In reality though, the request looks like this:
OPTIONS /oauth/token HTTP/1.1
Host: 127.0.0.1:8080
Connection: keep-alive
Access-Control-Request-Method: POST
Origin: http://192.168.2.101:8888
User-Agent: Mozilla/5.0 (Macintosh; Intel Mac OS X 10_11_3) AppleWebKit/537.36 (KHTML, like Gecko) Chrome/49.0.2623.87 Safari/537.36
Access-Control-Request-Headers: accept, authorization, content-type
Accept: */*
Referer: http://192.168.2.101:8888/demo.html
Accept-Encoding: gzip, deflate, sdch
Accept-Language: de-DE,de;q=0.8,en-US;q=0.6,en;q=0.4
I wouldn't expect to see a request like this, given the above setup.
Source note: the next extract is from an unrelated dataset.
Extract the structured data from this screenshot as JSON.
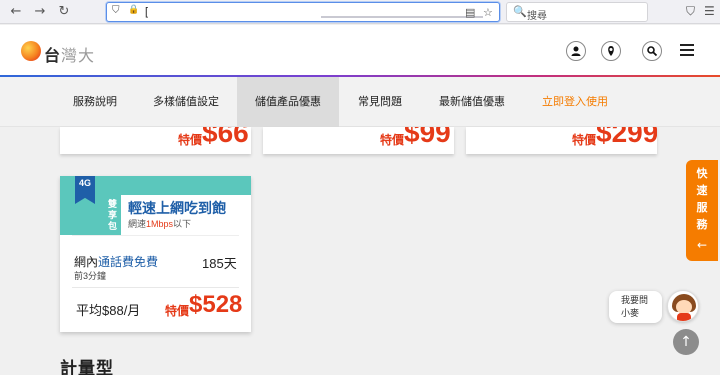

What happened to my request headers? Also, there is no request body left, at all. And why is the request type Option? Can anybody shed some light?
This is due to the request being cross-origin, and what you're seeing is the preflight request in CORS parlance. It's the expected behavior, and the server has to authorize it with the appropriate response header.